Blackberry Lavender Preserves can be made with fresh or frozen berries. Lavender is the perfect accent flavor for luscious blackberries.
I’ve said it before and I’ll say it again. Home canning is much easier than you think it is.
If you’re a canning novice, fruit preserves are a great place to start. Because jams, jellies and preserves are acidic and high in sugar they are naturally resistant to bacterial growth.
To get started you just need the proper jars, a big pot and a bounty of fresh produce.
Actually, for this recipe, you can use either fresh or frozen blackberries. I have a blackberry bush in my garden. I collect the berries as they’re ripening and save them in the freezer until I have enough for a batch of jam.
For more information about home canning I suggest you visit the Ball Canning Website.
Scroll through the process photos to see how to make Blackberry Lavender Preseves:
Here are some other fabulous blackberry recipes for you to try:
Love lavender? Try these recipes:
If you love this recipe as much as I do, I’d really appreciate a 5-star review.
Blackberry Lavender Preserves
- 32 oz blackberries (fresh or frozen )
- 32 oz granulated sugar (4 cups)
- 4 large sprigs fresh lavender with leaves and blossoms (or to taste)
- 4 lavender blossoms
- Bring a very large pot of water to a full boil. Sterilize your canning jars (5 half pints) and lids by boiling in the water for 10 minutes (or with the sterilize setting on your dishwasher). Meanwhile, place a small saucer in the freezer.
- Use a jar lifter or tongs to remove the hot jars from the water. Line them up on a clean kitchen towel.
- In a heavy pot, combine 32 oz blackberries with 32 oz granulated sugar. Use the back of a large spoon or a potato masher to crush the berries until they begin to release some juice. Toss 4 large sprigs fresh lavender with leaves and blossoms in with the berries and sugar.
- Over medium heat, cook the berries until the sugar dissolves and the juice begins to boil. Bring the preserves to a full boil and continue cooking, stirring frequently, until the mixture thickens, about 10 minutes.
- To test if the preserves are gelled, spoon a dollop of preserves onto the chilled saucer and return to the freezer for a minute to cool completely. Remove the plate from the freezer and use the tip of your finger to push against the edge of the preserves. A properly set gel will "wrinkle" as it’s pushed. Turn off the heat and use a pair of tongs to remove the lavender sprigs from the pot. Discard the used lavender.
- Immediately ladle the hot preserves into the sterilized jars, leaving 1/4" head space. Place 1 lavender blossom on the surface of the preserves in each jar. Use a damp paper towel to wipe the rim of each jar. The rim needs to be clean for the lid to seal properly.
- Place the lids and screw tops on the jars. Bring the water in the big pot back to a full boil. Use the tongs or jar lifter to lower the jars into the water. Make sure there is enough water to cover the jars by at least an inch. Cover the pot and bring back to a boil. Once the water comes back to a boil start your timer.

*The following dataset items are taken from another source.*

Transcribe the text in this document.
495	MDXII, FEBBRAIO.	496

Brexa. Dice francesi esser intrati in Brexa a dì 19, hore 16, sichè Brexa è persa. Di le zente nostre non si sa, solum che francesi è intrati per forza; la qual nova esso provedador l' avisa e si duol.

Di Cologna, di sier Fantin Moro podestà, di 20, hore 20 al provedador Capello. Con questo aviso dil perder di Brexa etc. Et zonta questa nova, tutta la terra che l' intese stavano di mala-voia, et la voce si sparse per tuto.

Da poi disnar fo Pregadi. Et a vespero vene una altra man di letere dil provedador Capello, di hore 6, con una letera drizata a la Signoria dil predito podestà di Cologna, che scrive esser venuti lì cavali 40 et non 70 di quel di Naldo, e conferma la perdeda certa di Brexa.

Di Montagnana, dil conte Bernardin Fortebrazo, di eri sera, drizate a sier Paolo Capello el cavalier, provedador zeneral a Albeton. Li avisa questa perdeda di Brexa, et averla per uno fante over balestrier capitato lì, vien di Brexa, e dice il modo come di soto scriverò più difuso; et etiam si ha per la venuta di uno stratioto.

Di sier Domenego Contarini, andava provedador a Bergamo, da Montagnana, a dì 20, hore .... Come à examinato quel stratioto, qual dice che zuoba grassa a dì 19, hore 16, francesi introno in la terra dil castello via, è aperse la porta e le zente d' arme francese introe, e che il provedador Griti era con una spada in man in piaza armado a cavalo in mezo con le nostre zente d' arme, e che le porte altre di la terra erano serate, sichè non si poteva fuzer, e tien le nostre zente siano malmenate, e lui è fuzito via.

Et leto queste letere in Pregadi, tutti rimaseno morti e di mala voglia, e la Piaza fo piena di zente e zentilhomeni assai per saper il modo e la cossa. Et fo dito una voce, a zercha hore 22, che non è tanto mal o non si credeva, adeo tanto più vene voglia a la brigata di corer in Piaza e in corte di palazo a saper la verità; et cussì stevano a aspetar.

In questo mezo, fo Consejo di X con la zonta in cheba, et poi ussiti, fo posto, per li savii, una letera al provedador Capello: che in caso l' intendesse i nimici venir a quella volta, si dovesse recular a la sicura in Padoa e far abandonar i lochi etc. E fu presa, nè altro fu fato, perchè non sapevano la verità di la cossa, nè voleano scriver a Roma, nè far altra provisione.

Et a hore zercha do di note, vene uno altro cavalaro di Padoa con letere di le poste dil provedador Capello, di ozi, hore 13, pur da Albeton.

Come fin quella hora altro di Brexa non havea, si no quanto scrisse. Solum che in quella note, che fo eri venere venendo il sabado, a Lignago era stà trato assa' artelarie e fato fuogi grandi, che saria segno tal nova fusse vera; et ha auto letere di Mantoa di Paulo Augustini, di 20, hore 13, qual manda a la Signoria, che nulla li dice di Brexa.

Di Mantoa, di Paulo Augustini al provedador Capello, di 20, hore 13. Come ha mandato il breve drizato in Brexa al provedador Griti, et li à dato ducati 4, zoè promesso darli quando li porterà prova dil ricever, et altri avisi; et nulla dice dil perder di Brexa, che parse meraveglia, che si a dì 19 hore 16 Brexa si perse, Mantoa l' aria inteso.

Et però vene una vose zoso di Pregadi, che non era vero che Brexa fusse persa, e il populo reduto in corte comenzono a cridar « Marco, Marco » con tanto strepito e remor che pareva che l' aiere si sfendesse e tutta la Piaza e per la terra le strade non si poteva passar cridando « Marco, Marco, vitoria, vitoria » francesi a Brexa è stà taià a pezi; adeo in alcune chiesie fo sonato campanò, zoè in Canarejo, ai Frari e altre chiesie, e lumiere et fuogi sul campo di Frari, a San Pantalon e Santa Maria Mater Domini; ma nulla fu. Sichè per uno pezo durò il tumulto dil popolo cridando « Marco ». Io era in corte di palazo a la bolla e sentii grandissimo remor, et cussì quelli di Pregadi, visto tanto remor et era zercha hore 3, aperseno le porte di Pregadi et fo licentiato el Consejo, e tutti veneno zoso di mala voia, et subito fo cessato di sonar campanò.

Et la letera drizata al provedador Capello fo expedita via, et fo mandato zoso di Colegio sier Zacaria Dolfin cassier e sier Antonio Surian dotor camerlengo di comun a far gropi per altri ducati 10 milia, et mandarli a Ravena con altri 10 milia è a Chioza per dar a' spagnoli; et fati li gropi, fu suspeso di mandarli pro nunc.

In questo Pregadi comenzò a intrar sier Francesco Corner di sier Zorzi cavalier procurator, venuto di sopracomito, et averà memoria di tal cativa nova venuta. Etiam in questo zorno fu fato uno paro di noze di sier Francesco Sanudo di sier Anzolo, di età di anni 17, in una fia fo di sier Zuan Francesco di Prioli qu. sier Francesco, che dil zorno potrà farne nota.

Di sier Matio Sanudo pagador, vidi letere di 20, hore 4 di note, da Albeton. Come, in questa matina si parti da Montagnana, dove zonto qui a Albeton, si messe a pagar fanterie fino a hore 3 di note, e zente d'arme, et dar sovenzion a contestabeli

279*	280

- Process the jars for 15 minutes. Use the jar lifter or tongs to remove the jars from the water. Place them on a kitchen towel to cool. Do not retighten the screw tops or the lids may not seal. As the jars cool and the lids seal you should hear a little "pop". You should see the circle in the middle of the lid indented rather than popped up.
- Once the jars are completely cooled unscrew the tops and check that the lids are firmly sealed. If any lids don’t properly seal, refrigerate and use those preserves first.